Sentry’s mistake? They assumed they could market their way into PMF for a new product. But real PMF comes from obsessing over your customers and building something that spreads on its own.

🛠 Tools to Drive Organic Growth:

  • ReferralCandy – Set up a simple referral program

  • SparkLoop – Grow your newsletter via referrals

  • Twitter & Reddit – Engage where your ICP already hangs out

4. Your First Version Shouldn’t Scale

Another PMF myth?

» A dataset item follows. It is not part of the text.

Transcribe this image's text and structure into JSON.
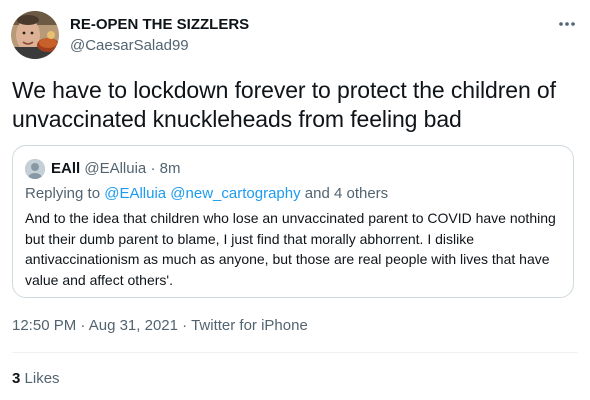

That your first product needs to be perfect. It doesn’t. It just needs to work insanely well for a small group of people.

Too many founders build with scale in mind before they even know if the product works. Instead, build something raw, hacky, and ugly—but powerful. If 10 people swear by it, you’re on the right track. If 1,000 people think it’s “nice to have,” you’re in trouble.

🛠 MVP Tools to Test PMF Quickly:

TL;DR – How to Know If You Have PMF

✅ Customers are actively recommending your product
✅ You can’t keep up with demand (users begging for access)
✅ Your churn rate is low, and retention is high
✅ New users come from word-of-mouth, not just ads

If none of the above are true? You’re not there yet. Keep iterating, keep talking to customers, and keep cutting what doesn’t work.

PMF isn’t something you “achieve.” It’s a moving target. But if you build for the right ICP, talk to customers, and stop hiding behind dashboards, you’ll be a hell of a lot closer than most.